A woman walks past a Standard Chartered bank in Beijing. Reuters
HONG KONG: Fears over a slowdown in Chinese economic growth and the impact of the Sino-United States trade tensions are “receding a bit”, the chief executive of London-based bank Standard Chartered, which makes the bulk of its revenue in Asia, said.
Last month, the lender unveiled plans to double returns and dividends in three years by cutting $700 million in costs and boosting income, even though it missed its previous targets in tough market conditions. The 150-year-old group’s latest plans, however, coincided with a risk of a slowdown in its core emerging markets due to the trade war as well as economic uncertainties in China and Britain, two of its main markets.
“We had plenty of concerns in the second half of last year looking at the market data in China — slowing growth and the impact of trade wars,” StanChart CEO Bill Winters said on Tuesday at the Credit Suisse Asian Investment Conference in Hong Kong.

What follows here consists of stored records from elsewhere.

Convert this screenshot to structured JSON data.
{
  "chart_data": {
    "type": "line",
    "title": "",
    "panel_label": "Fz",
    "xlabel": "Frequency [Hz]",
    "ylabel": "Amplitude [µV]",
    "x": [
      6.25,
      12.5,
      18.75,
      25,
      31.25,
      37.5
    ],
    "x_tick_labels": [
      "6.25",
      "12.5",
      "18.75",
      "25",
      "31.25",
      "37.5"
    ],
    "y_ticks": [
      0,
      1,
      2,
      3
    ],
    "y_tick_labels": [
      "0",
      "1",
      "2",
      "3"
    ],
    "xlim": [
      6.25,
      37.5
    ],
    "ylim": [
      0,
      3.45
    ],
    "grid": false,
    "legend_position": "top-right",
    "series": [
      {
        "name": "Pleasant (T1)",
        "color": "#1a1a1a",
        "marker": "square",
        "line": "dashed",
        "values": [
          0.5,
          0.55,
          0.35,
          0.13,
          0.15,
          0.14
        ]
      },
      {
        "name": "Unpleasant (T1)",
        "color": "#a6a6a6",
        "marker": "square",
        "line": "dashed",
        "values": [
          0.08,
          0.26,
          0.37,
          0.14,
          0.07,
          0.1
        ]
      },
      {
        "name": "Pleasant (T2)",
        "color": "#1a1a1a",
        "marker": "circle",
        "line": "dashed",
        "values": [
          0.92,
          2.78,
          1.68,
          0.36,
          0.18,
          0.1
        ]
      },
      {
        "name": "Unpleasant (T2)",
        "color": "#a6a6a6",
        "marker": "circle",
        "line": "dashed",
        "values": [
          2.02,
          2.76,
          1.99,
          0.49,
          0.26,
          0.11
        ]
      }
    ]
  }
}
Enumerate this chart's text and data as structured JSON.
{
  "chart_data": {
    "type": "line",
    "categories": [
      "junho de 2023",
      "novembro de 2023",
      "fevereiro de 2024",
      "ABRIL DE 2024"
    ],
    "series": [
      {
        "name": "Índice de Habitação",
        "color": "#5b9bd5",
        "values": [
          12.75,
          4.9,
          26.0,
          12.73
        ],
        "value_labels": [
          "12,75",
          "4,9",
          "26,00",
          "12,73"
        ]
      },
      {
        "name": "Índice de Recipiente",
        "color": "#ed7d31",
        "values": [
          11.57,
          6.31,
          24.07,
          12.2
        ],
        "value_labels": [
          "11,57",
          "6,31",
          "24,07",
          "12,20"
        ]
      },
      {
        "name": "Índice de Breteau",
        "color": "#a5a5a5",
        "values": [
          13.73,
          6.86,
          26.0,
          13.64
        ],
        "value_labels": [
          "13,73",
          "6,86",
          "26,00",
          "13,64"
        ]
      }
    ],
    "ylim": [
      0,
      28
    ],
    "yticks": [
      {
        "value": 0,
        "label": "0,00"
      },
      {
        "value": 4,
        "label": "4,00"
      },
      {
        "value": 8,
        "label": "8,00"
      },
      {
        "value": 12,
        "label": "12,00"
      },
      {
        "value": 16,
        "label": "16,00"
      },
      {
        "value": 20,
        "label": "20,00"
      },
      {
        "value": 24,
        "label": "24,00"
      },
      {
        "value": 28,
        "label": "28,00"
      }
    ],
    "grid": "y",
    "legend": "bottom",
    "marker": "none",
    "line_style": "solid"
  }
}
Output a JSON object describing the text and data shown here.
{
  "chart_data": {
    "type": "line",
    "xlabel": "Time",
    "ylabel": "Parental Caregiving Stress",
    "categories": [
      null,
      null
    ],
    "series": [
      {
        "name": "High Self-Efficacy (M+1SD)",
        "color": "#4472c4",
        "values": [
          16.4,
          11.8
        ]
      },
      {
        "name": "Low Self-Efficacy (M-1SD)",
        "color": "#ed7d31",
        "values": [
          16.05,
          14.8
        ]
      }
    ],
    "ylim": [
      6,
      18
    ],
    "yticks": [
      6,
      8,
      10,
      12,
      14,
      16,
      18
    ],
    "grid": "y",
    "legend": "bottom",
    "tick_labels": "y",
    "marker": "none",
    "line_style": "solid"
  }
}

“Those fears are receding a bit, partly because it looks like a deal is achievable and partly because China has taken relatively modest actions to re-stimulate its economy,” he said. “We feel quite good about China.” Global investors are closely watching Beijing’s policy reaction as economic growth cools further from last year’s 28-year low, amid months of intense negotiations between Washington and Beijing aimed at ending their trade dispute.
Since July 2018, the United States has imposed duties on $250 billion worth of Chinese imports, including $50 billion in technology and industrial goods at 25 per cent, and $200 billion of other products at 10 per cent.
China has hit back with tariffs on about $110 billion worth of US goods, including soybeans and other commodities.